O balé, que tem suas raízes nas cortes burguesas, na Europa do século XV, tornou-se com o tempo a arte suprema da dança. Se dançar é libertador, balé seria liberdade potencializada (organização, estética, conteúdo, emoções). Balé, pintura e escultura, ou qualquer plataforma de arte, potencializam o ser humano. Porém, balé, mais que qualquer outra forma de arte, requer sensibilidade, graça, técnica, dedicação, apreço pela estética, força de vontade, condicionamento físico e muita coragem. A verdade é que sem alguma coragem, ninguém vestiria a malha de balé, principalmente os bailarinos. Mas e o Balé de Calçada? A rua, a avenida, a praça e o parque, assim como a calçada e todo lugar público, sinalizam a vida em movimento, o suor no rosto, o ir e vir do trabalho, o encontro, a democracia, a rotina de verdade, urbana e, muitas vezes, fria, até bem dura. Pois que Balé de Calçada me pareceu naquela noite o encontro dessas duas polaridades; duas pontas do ser humano que se tocavam com a ajuda de seis palavras. Balé é o sonho, calçada é a realidade. E apesar do episódio ter acontecido na Praia de Botafogo, 13o andar, de cara pro berço do Rio, ele tem muito a ver com a cidade onde resido hoje.
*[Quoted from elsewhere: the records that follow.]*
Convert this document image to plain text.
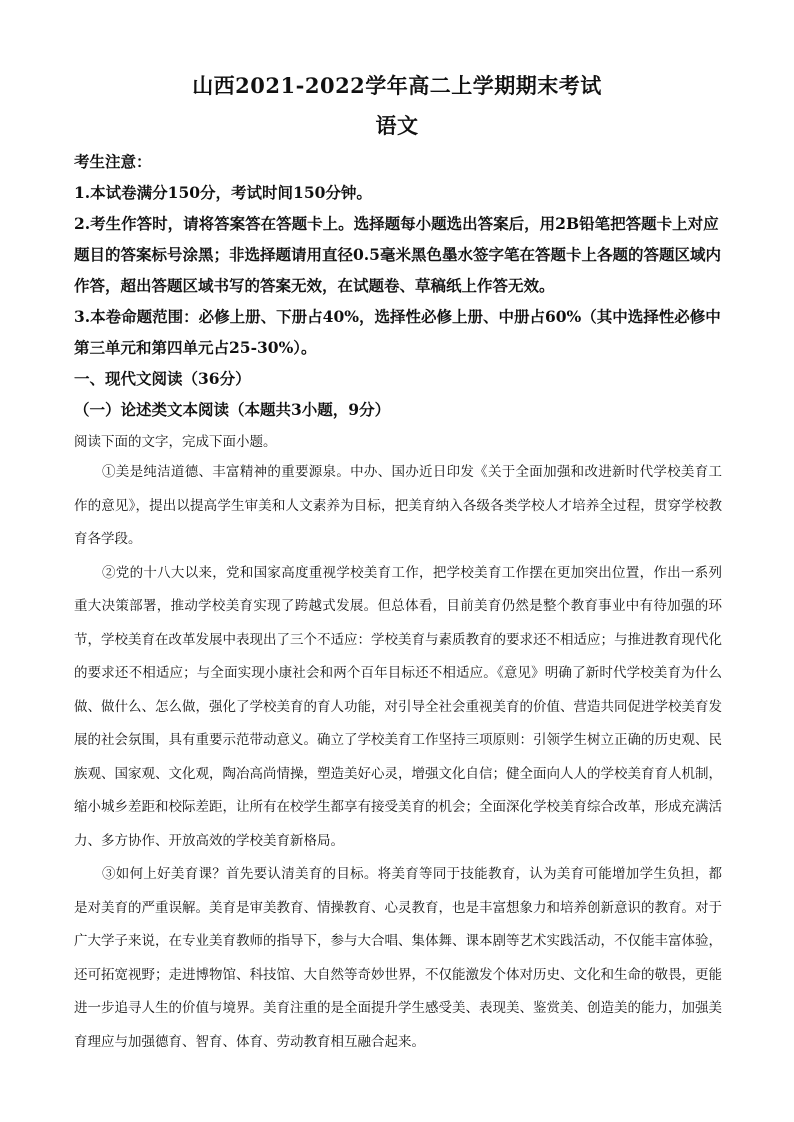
山西2021-2022学年高二上学期期末考试
语文

考生注意：

1.本试卷满分150分，考试时间150分钟。

2.考生作答时，请将答案答在答题卡上。选择题每小题选出答案后，用2B铅笔把答题卡上对应题目的答案标号涂黑；非选择题请用直径0.5毫米黑色墨水签字笔在答题卡上各题的答题区域内作答，超出答题区域书写的答案无效，在试题卷、草稿纸上作答无效。

3.本卷命题范围：必修上册、下册占40%，选择性必修上册、中册占60%（其中选择性必修中第三单元和第四单元占25-30%）。

一、现代文阅读（36分）

（一）论述类文本阅读（本题共3小题，9分）

阅读下面的文字，完成下面小题。

①美是纯洁道德、丰富精神的重要源泉。中办、国办近日印发《关于全面加强和改进新时代学校美育工作的意见》，提出以提高学生审美和人文素养为目标，把美育纳入各级各类学校人才培养全过程，贯穿学校教育各学段。

②党的十八大以来，党和国家高度重视学校美育工作，把学校美育工作摆在更加突出位置，作出一系列重大决策部署，推动学校美育实现了跨越式发展。但总体看，目前美育仍然是整个教育事业中有待加强的环节，学校美育在改革发展中表现出了三个不适应：学校美育与素质教育的要求还不相适应；与推进教育现代化的要求还不相适应；与全面实现小康社会和两个百年目标还不相适应。《意见》明确了新时代学校美育为什么做、做什么、怎么做，强化了学校美育的育人功能，对引导全社会重视美育的价值、营造共同促进学校美育发展的社会氛围，具有重要示范带动意义。确立了学校美育工作坚持三项原则：引领学生树立正确的历史观、民族观、国家观、文化观，陶冶高尚情操，塑造美好心灵，增强文化自信；健全面向人人的学校美育育人机制，缩小城乡差距和校际差距，让所有在校学生都享有接受美育的机会；全面深化学校美育综合改革，形成充满活力、多方协作、开放高效的学校美育新格局。

③如何上好美育课？首先要认清美育的目标。将美育等同于技能教育，认为美育可能增加学生负担，都是对美育的严重误解。美育是审美教育、情操教育、心灵教育，也是丰富想象力和培养创新意识的教育。对于广大学子来说，在专业美育教师的指导下，参与大合唱、集体舞、课本剧等艺术实践活动，不仅能丰富体验，还可拓宽视野；走进博物馆、科技馆、大自然等奇妙世界，不仅能激发个体对历史、文化和生命的敬畏，更能进一步追寻人生的价值与境界。美育注重的是全面提升学生感受美、表现美、鉴赏美、创造美的能力，加强美育理应与加强德育、智育、体育、劳动教育相互融合起来。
Em Orlando, onde moram brasileiros de todos os cantos do Brasil, o sonho também encontra e toca a realidade todos os dias. O sonho que cada um de nós traz quando chega na América, aquele que alimentamos e nos alimenta a cada dia. Como também os muitos parques e atrações que fazem parte da paisagem que testemunha a ida dos filhos para a escola, o trânsito profissional de cada um e as idas no final do dia ao Publix. Aquela expressão, Balé de Calçada, chegava pra mim como a síntese do viver em sociedade, do viver com o outro, para o outro e, às vezes, infelizmente, apesar do outro. Não tem nada a ver com malandragem ou gaiatice. Tem a ver com inteligência emocional e realização de potencialidades pessoais e coletivas. Tem a ver com colaborar, em vez de dificultar. Com ajudar, nunca a ver com desajudar. Passados 15 ou mais anos da tal reunião, vejo cada vez mais pessoas buscando aplicar os princípios da arte na vida, aplicar o balé na própria calçada a cada dia. Pessoas mais espontâneas e conciliadoras. Mais esforçadas e generosas. Agindo mais por princípio que por interesse. Todos mais criativos, intuitivos e corajosos. Dá gosto ver.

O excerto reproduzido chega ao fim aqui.